İstanbul Arkeoloji Müzeleri, Türkiye’deki ilk müzecilik çalışmalarının bir örneğidir. Osmanlı döneminde tarihi eser toplama çalışmalarının izleri, Fatih Sultan Mehmet dönemine kadar uzanmaktadır. Ancak, müzeciliğin kurumsal olarak ortaya çıkışı, İstanbul Arkeoloji Müzesi’nin 1869 yılında ‘Müze-i Hümayun’ adı altında kurulmasıyla gerçekleşmiştir.
Tarihi Gelişim
Müzenin temelleri, o dönemde Aya İrini Kilisesi’nde toplanmış arkeolojik eserlerden oluşmaktadır. Ancak, Aya İrini Kilisesi’nin yetersiz kalması üzerine yeni bir mekân arayışına gidilmiş ve maddi yetersizlik nedeniyle yeni bir bina yapmak yerine “Çinili Köşk” müzeye dönüştürülmüştür.
Osman Hamdi Bey Dönemi
1881 yılında Sadrazam Edhem Paşa’nın oğlu Osman Hamdi Bey’in müze müdürlüğüne atanmasıyla Türk müzeciliği önemli gelişmeler kaydetmiştir. Nemrud Dağı, Myrina, Kyme ve Ailoia Nekropolleri ile Lagina Hekate Tapınağı’nda yapılan kazılar sonucu elde edilen çok sayıda eser için yeni bir müze binasına ihtiyaç duyulmuştur.

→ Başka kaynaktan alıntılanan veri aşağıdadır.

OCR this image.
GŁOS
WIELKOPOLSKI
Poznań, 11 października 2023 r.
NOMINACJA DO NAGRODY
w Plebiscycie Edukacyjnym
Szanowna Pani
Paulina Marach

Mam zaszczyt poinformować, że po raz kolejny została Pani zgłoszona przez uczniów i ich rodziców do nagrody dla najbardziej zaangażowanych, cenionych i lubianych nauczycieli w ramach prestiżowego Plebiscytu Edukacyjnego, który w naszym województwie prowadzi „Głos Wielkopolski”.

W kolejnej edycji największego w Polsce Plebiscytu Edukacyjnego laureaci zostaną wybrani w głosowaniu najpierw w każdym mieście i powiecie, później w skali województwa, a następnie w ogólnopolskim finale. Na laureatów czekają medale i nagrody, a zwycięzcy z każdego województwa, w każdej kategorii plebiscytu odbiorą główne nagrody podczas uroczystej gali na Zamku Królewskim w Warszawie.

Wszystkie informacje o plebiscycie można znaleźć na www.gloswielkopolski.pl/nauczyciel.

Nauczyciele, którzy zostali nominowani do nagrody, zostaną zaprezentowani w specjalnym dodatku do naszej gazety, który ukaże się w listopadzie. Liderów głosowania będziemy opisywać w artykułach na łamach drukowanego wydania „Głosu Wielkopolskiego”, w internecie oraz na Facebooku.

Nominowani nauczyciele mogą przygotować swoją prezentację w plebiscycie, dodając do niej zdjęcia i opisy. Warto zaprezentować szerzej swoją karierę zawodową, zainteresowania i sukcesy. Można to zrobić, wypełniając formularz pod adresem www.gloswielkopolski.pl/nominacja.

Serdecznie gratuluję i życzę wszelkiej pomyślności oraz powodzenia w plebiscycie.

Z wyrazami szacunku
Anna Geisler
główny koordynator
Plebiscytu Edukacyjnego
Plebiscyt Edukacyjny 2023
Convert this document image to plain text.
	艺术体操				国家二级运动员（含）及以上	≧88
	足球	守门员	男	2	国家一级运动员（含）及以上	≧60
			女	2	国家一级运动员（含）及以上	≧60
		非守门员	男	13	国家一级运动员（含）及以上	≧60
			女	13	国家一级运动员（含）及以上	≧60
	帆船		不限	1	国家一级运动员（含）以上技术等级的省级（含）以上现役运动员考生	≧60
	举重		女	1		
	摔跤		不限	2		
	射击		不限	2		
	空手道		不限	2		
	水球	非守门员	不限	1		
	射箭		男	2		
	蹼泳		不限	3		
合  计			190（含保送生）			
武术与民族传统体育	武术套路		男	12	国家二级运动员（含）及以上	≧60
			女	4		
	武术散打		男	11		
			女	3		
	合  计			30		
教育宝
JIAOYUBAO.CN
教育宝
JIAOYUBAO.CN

Müze Binası ve Mimari Özellikleri
İstanbul Arkeoloji Müzeleri binası, dünyada müze binası olarak inşa edilmiş ender yapılardan biridir. 1891 yılında ziyarete açılan ve İstanbul’daki Neo-Klasik mimarinin en güzel ve görkemli örneklerinden biri olan Arkeoloji Müzesi, cephesinin ihtişamı ile son derece dikkat çekici bir mimariye sahiptir. Uzun cephede geniş merdivenlerle ulaşılan iki girişi, dörder sütun ve alınlıklarla bir tapınak görünümündedir. Alınlık üzerinde bulunan kufi üsluptaki Osmanlıca yazıda ‘Asar-ı Atika Müzesi’ (Eski Eserler Müzesi) yazmaktadır. Bu yazının üzerinde bulunan Tuğra, Klasik Bina’yı inşa ettiren Osmanlı Padişahı II. Abdülhamid’e aittir.
İstanbul Arkeoloji Müzeleri, Türkiye’nin ve dünyanın dört bir yanından gelen ziyaretçilerine zengin tarih ve kültür mirasını sunmaktadır.